Flash-Galerie Theaterprojekt X-Wohnungen Johannesburg
Respekt vor der Geschichte: Peter Anders (m.) bei einem Workshop des Goethe-InstitutsBild: DW

Darum hat schon das pure Zustandekommen von "X-Wohnungen" Auswirkungen, die nicht zu unterschätzen sind, meint Peter Anders, als Programmleiter am Goethe-Institut Johannesburg Auftraggeber des Projekts: "Ich bin fest überzeugt, dass diese unmittelbaren Begegnungen 'face to face' eine Hinterlassenschaft haben. Das ist nicht a priori immer positiv, und das erfordert Fingerspitzengefühl im Umgang miteinander, gerade in diesem Land!
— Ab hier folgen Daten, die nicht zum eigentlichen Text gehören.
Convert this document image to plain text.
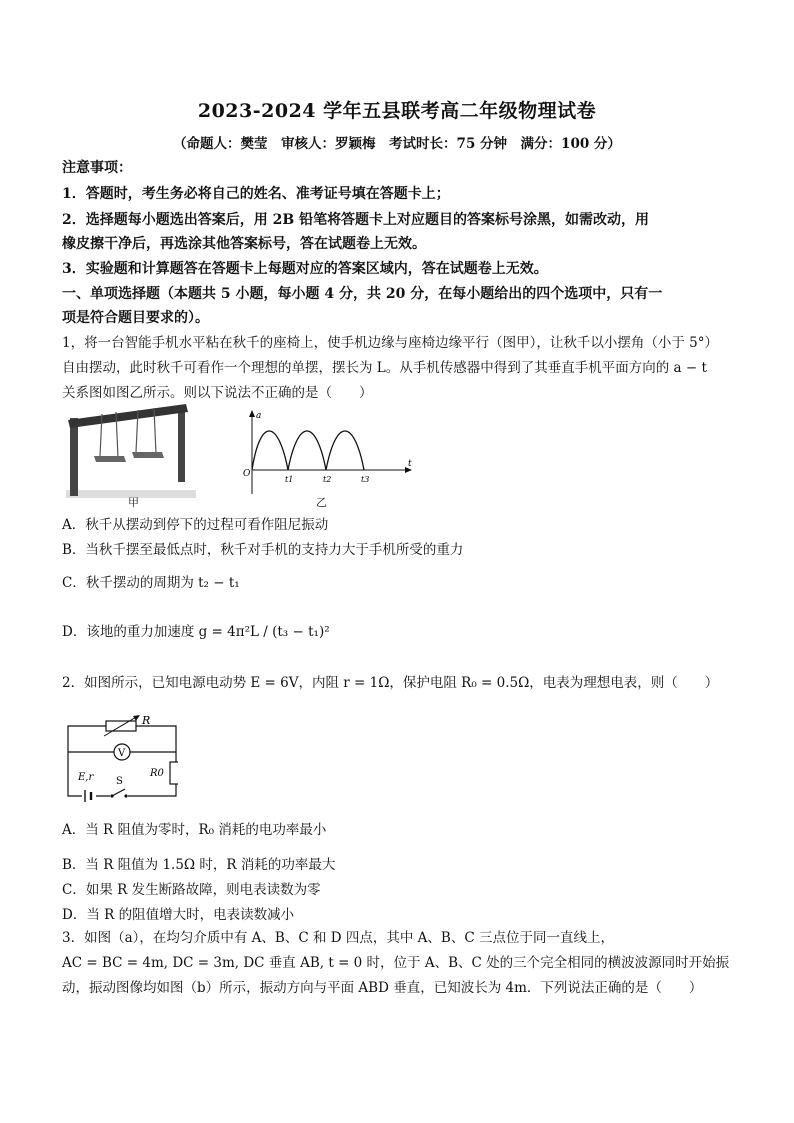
2023-2024 学年五县联考高二年级物理试卷
（命题人：樊莹　审核人：罗颖梅　考试时长：75 分钟　满分：100 分）
注意事项：
1．答题时，考生务必将自己的姓名、准考证号填在答题卡上；
2．选择题每小题选出答案后，用 2B 铅笔将答题卡上对应题目的答案标号涂黑，如需改动，用
橡皮擦干净后，再选涂其他答案标号，答在试题卷上无效。
3．实验题和计算题答在答题卡上每题对应的答案区域内，答在试题卷上无效。
一、单项选择题（本题共 5 小题，每小题 4 分，共 20 分，在每小题给出的四个选项中，只有一
项是符合题目要求的）。
1，将一台智能手机水平粘在秋千的座椅上，使手机边缘与座椅边缘平行（图甲），让秋千以小摆角（小于 5°）
自由摆动，此时秋千可看作一个理想的单摆，摆长为 L。从手机传感器中得到了其垂直手机平面方向的 a − t
关系图如图乙所示。则以下说法不正确的是（　　）
甲
a
t
O
t1	t2	t3
乙
A．秋千从摆动到停下的过程可看作阻尼振动
B．当秋千摆至最低点时，秋千对手机的支持力大于手机所受的重力
C．秋千摆动的周期为 t₂ − t₁
D．该地的重力加速度 g = 4π²L / (t₃ − t₁)²
2．如图所示，已知电源电动势 E = 6V，内阻 r = 1Ω，保护电阻 R₀ = 0.5Ω，电表为理想电表，则（　　）
R
V
R0
E,r S
A．当 R 阻值为零时，R₀ 消耗的电功率最小
B．当 R 阻值为 1.5Ω 时，R 消耗的功率最大
C．如果 R 发生断路故障，则电表读数为零
D．当 R 的阻值增大时，电表读数减小
3．如图（a），在均匀介质中有 A、B、C 和 D 四点，其中 A、B、C 三点位于同一直线上，
AC = BC = 4m, DC = 3m, DC 垂直 AB, t = 0 时，位于 A、B、C 处的三个完全相同的横波波源同时开始振
动，振动图像均如图（b）所示，振动方向与平面 ABD 垂直，已知波长为 4m．下列说法正确的是（　　）
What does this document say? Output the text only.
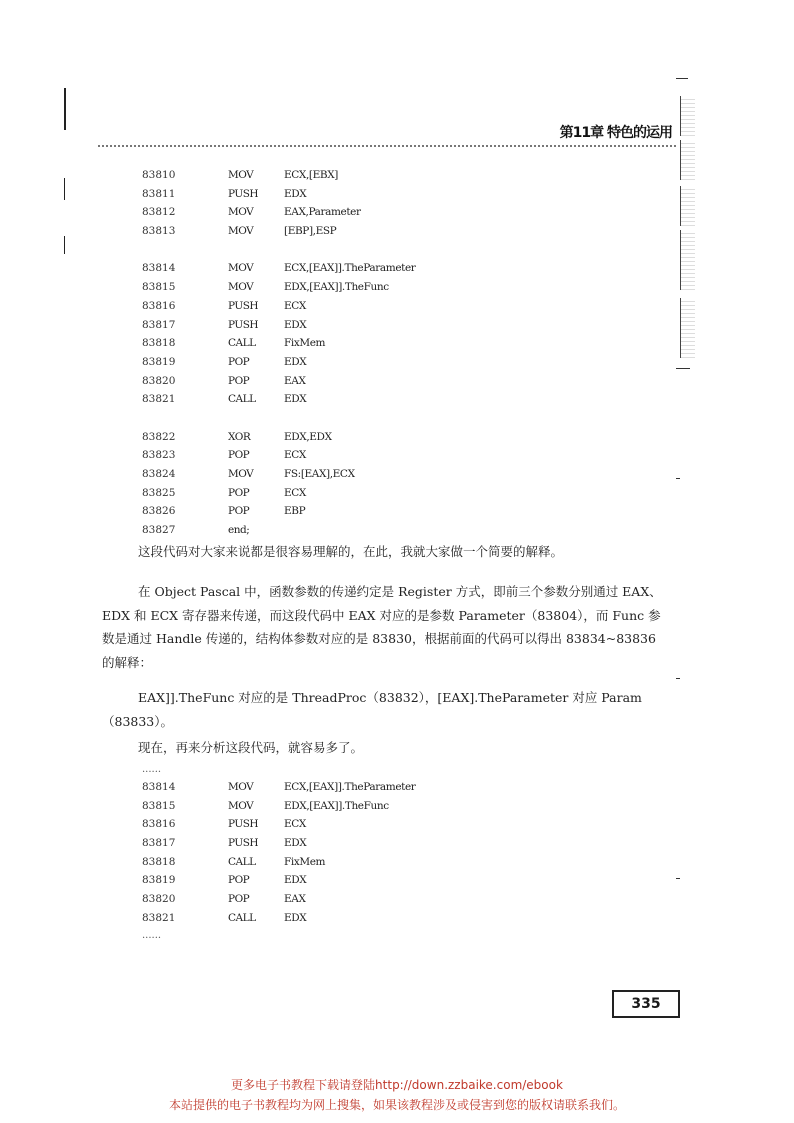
第11章 特色的运用
83810	MOV	ECX,[EBX]
83811	PUSH	EDX
83812	MOV	EAX,Parameter
83813	MOV	[EBP],ESP
83814	MOV	ECX,[EAX]].TheParameter
83815	MOV	EDX,[EAX]].TheFunc
83816	PUSH	ECX
83817	PUSH	EDX
83818	CALL	FixMem
83819	POP	EDX
83820	POP	EAX
83821	CALL	EDX
83822	XOR	EDX,EDX
83823	POP	ECX
83824	MOV	FS:[EAX],ECX
83825	POP	ECX
83826	POP	EBP
83827	end;
这段代码对大家来说都是很容易理解的，在此，我就大家做一个简要的解释。
在 Object Pascal 中，函数参数的传递约定是 Register 方式，即前三个参数分别通过 EAX、EDX 和 ECX 寄存器来传递，而这段代码中 EAX 对应的是参数 Parameter（83804），而 Func 参数是通过 Handle 传递的，结构体参数对应的是 83830，根据前面的代码可以得出 83834~83836 的解释：
EAX]].TheFunc 对应的是 ThreadProc（83832），[EAX].TheParameter 对应 Param（83833）。
现在，再来分析这段代码，就容易多了。
......
83814	MOV	ECX,[EAX]].TheParameter
83815	MOV	EDX,[EAX]].TheFunc
83816	PUSH	ECX
83817	PUSH	EDX
83818	CALL	FixMem
83819	POP	EDX
83820	POP	EAX
83821	CALL	EDX
......
335
更多电子书教程下载请登陆http://down.zzbaike.com/ebook
本站提供的电子书教程均为网上搜集，如果该教程涉及或侵害到您的版权请联系我们。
Aber es macht die Sache auch so interessant. Und wenn Journalisten zu 'X-Wohnungen' kommen und eine ausländische Öffentlichkeit schaffen, macht das die Leute sehr stolz, weil sie merken, dass sie ernst genommen werden. Ich glaube, das ist die Lektion, die man hier lernen kann: Den Lebensbedingungen der Menschen und der Geschichte eine ehrliche Aufmerksamkeit entgegenzubringen."